This repository contains scripts to call DNA methylation from ONT data and perform statistical comparisions between a smoker and non-smoker. These scripts contain the analyses presented in
Robert Flynn, Sam Washer, Aaron R Jeffries, Alexandria Andrayas, Gemma Shireby, Meena Kumari, Leonard C Schalkwyk, Jonathan Mill, Eilis Hannon, Evaluation of nanopore sequencing for epigenetic epidemiology: a comparison with DNA methylation microarrays, Human Molecular Genetics, Volume 31, Issue 18, 15 September 2022, Pages 3181–3190, https://doi.org/10.1093/hmg/ddac112**
Notes:
- The unix scripts are run in concert with a config file that contains the relevant filepaths as bash variables. An example config file can be found in
Config/example.txt
- Scripts are separated into job submission scripts which are submitted to the HPC scheduler and the processing scripts which are called/executed by the job submission script. These can be found in
Scripts/
and
JobSubmission/
respectively.
1_Alignment.sh
Takes fastq files from ONT and merges, aligns with minimap2. Performs downstream prcosessing with samtools including, sorting, fitering to high quality primary alignments and indexing.
2_CalcCoverage.sh
Takes aligned, filtered reads in bam file and use BEDtools to summarise read coverage across genome.

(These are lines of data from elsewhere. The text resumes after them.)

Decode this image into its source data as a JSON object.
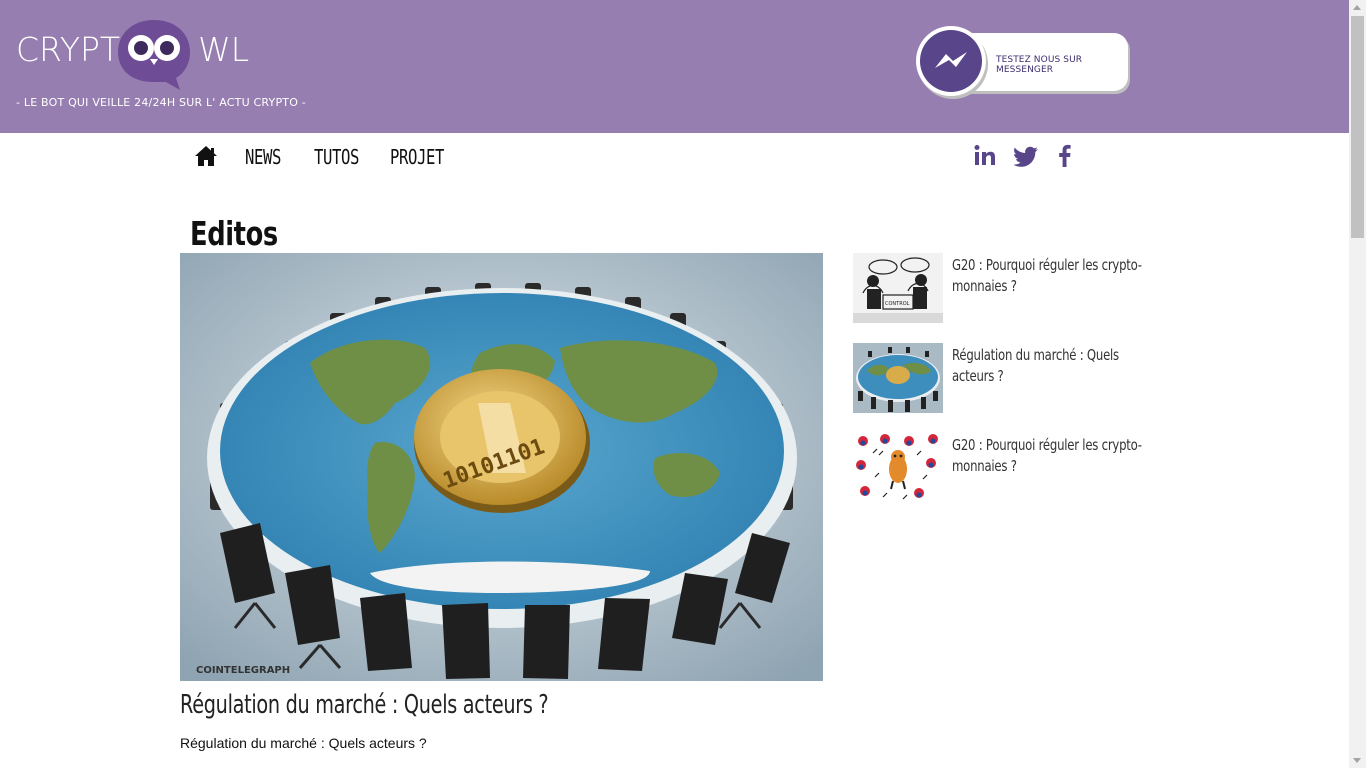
{
  "header": {
    "logo_text_left": "CRYPT",
    "logo_text_right": "WL",
    "tagline": "- LE BOT QUI VEILLE 24/24H  SUR L' ACTU CRYPTO -",
    "messenger_button": "TESTEZ NOUS SUR MESSENGER",
    "colors": {
      "header_bg": "#967eb0",
      "accent": "#58458a"
    }
  },
  "nav": {
    "home_icon": "home-icon",
    "items": [
      {
        "label": "NEWS"
      },
      {
        "label": "TUTOS"
      },
      {
        "label": "PROJET"
      }
    ],
    "social": [
      {
        "name": "linkedin-icon"
      },
      {
        "name": "twitter-icon"
      },
      {
        "name": "facebook-icon"
      }
    ]
  },
  "main": {
    "section_title": "Editos",
    "hero": {
      "image_watermark": "COINTELEGRAPH",
      "coin_text": "10101101",
      "title": "Régulation du marché : Quels acteurs ?",
      "excerpt": "Régulation du marché : Quels acteurs ?"
    }
  },
  "sidebar": {
    "articles": [
      {
        "title": "G20 : Pourquoi réguler les crypto-monnaies ?",
        "thumb_label": "CONTROL"
      },
      {
        "title": "Régulation du marché : Quels acteurs ?"
      },
      {
        "title": "G20 : Pourquoi réguler les crypto-monnaies ?"
      }
    ]
  }
}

3_DNAMcallingNanopolish.sh
Takes fast5 files from ONT and aligned, indexed bam file from 1_Alignment.sh and uses nanopolish to call DNA methylation and summarise as frequencys per position.
These scripts contain the code to create the figures included in the manuscript.
4_PlotCoverage.r
Takes bedgraph files from BEDtools (2_CalcCoverage.sh) and table of guide positions to generate figures and summary statistics of sequencing coverage across genome and within target regions.
5_CompareArrayONT.r
Takes nanopolish DNA methylation frequencys and compares to matched data generated with the EPIC array.
6_CompareSamples.r
Takes nanopolish DNA methylation frequencys and performs statistical comparision between samples. Compares these results to smoking EWAS from large population cohort.
7_plotMethylationPhasingTargetRegions.r
Calculates D' statistics between pairs of sites within targetted regions and creates plots.
8_plotMethylationPhasingSignificantRegions.r
Calculates D' statistics between pairs of sites within regions with significant differentially methylated sites and creates plots.